Facciamo sette e mezzo per quei film orientali presenti in Piemonte. Ecco che
frulla nella testa un primo cattivo pensiero: non è che in questa era della
cultura carta igienica (Usa & getta), il mondo cinematografico e cinefilo
abbia già riassorbito il maroso orientale che aveva sommerso le sale ed i
festival di mezzo mondo occidentale? Può essere, come no. La speranza è che la
situazione non sia così triste, che la situazione non sia che dopo un lustro
scarso di ribalta il cinema del far east torni nell'ombra. Un'altra ipotesi,
probabilmente più plausibile, è che non tutti sono Marco Muller; e che il buon sinofono organizzatore veneziano ci
abbia abituati decisamente troppo bene.
Pochi ma buoni, il proverbio declama. La saggezza popolare ha sempre un
fondamento di verità. E a Torino non si eccepisce: pochi orientali ma (quasi)
tutti buoni. Per chi vi scrive tre buonissimi.
L'incredibile Johnnie To col suo Election 2; impossibile trovare parole
che nella loro banalità non sporchino la bellezza di questo film.

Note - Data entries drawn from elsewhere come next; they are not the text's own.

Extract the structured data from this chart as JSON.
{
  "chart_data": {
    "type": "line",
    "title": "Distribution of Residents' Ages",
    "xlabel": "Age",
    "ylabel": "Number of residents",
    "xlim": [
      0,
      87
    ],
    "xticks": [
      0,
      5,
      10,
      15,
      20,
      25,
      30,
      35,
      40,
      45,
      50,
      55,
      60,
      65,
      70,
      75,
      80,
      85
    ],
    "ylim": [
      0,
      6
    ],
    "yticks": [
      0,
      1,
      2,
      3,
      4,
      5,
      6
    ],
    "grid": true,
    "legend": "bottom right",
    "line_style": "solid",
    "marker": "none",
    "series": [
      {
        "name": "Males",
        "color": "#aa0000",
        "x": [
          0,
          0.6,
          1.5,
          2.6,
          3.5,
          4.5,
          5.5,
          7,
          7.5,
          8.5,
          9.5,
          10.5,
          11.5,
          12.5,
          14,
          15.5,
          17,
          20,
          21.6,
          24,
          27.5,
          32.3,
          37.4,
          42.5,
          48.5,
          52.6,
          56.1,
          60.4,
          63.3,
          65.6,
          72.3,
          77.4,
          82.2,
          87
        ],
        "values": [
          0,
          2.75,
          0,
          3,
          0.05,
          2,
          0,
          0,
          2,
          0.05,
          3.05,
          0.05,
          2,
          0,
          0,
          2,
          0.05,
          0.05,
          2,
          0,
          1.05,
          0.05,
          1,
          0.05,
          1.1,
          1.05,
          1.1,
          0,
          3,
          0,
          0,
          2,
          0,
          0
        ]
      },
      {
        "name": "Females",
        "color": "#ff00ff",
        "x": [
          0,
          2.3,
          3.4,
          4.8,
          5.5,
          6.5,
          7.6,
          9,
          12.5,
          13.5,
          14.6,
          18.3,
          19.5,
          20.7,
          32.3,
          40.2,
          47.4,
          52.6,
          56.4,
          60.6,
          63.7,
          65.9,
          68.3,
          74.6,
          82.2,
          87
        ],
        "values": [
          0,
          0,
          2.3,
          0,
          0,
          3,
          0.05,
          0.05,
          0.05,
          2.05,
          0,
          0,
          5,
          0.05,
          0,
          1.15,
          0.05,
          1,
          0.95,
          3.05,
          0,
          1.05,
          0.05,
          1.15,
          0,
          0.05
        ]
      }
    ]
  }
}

La sicurezza Takashi Miike, con Big bang love, juvenile A; in poco meno di quindici anni di
carriera e con poco meno di settanta film all'attivo, è ardita missione
cogliere Miike in flagranza del reato
di autoplagio. Il terzo bellissimo è il Thailandese in concorso Reanglao jak meangnue del non ancora trentenne Uruphong Raksasad, un piccolo compendio sulla vita che nelle sue
otto brevi storie più una raccoglie una visione pacata ma vera dell'esistenza
delle persone nel nord della Thailandia. Un piccolo gioiello.
Fra i belli sicuramente il coraggioso Buyi
zhi le del ventireenne, ventitreenne ripeto, cinese Xia Peng che camera alla mano entra nelle case dei suoi
concittadini, raccontandone gioie, dolori, disagi, passioni e quant'altro.

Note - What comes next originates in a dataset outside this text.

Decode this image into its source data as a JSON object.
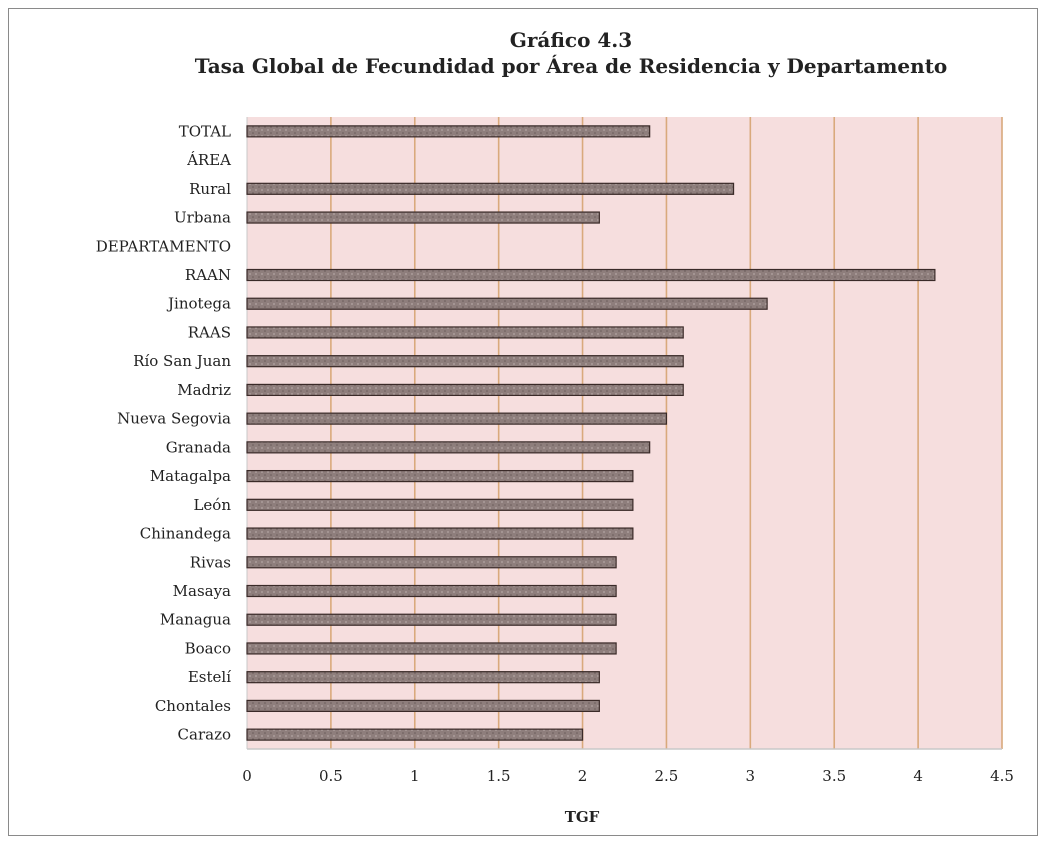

Bello è stato anche il nipponico Pavillion
sansho-uo dell'esordiente Tominaga
Masanori, demenziale giallo con protagonista uno strambo radiologo
ambulante (il mushi-shi Odagiri Joe)
e una salamandra di 150 anni, tesoro nazionale giapponese. Molto piacevole, mai
volgare o scorreggione; le risate diventano addirittura grasse e frenabili solo
con difficoltà quando il radiologo pettinato coi petardi decide che è ora di
aiutare i più deboli diventando l'emulo del siculo bandito Giuliano nel paese
del Sol Levante.
Le due note dolenti, per diversi motivi, sono il giapponese Noroi-The curse, aspirante emulo di The blair witch project, e il filippino Monoro. Noroi è un'irritante operazione
commerciale che vuole ripercorrere gli infausti passi dei tre malintenzionati
che avevano creato quell'idiozia di proporzioni bibliche che risponde al nome
di The blair witch project ; il
giudizio va da sè. Aspettiamo con ansia l'arrivo nelle sale occidentali per
incatenarci alle stesse e cominciare uno sciopero della fame. Monoro è invece la bella storia vera di
una ragazza tredicenne, Jonalyn, unica nel suo villaggio ad avere il diploma
elementare e a saper leggere e scrivere, che vuole cercare di alfabetizzare i
concittadini in vista delle elezioni presidenziali. Ciò che penalizza il lavoro
è forse l'altra brillante idea dell'autore, Brillante
Mendoza, e scusate il gioco di parole, ovvero l'utilizzo come interpreti
dei veri protagonisti della storia. Ma nonostante questo, gli appassionati
possono ritenersi soddisfatti: la sola presenza a Torino del film di Johnnie To rassicura sullo stato di
salute del cinema orientale. Vedere poi un giovane del 1983, ripeto ancora,
1983 come Xia Peng salire sulla
ribalta del concorso per lungometraggi di uno dei più importanti film festival
al mondo è semplicemente fantastico. Ricorda sempre a chi se lo dimentica che
il cinema è ancora vivo e vegeto, che anzi sta molto molto bene.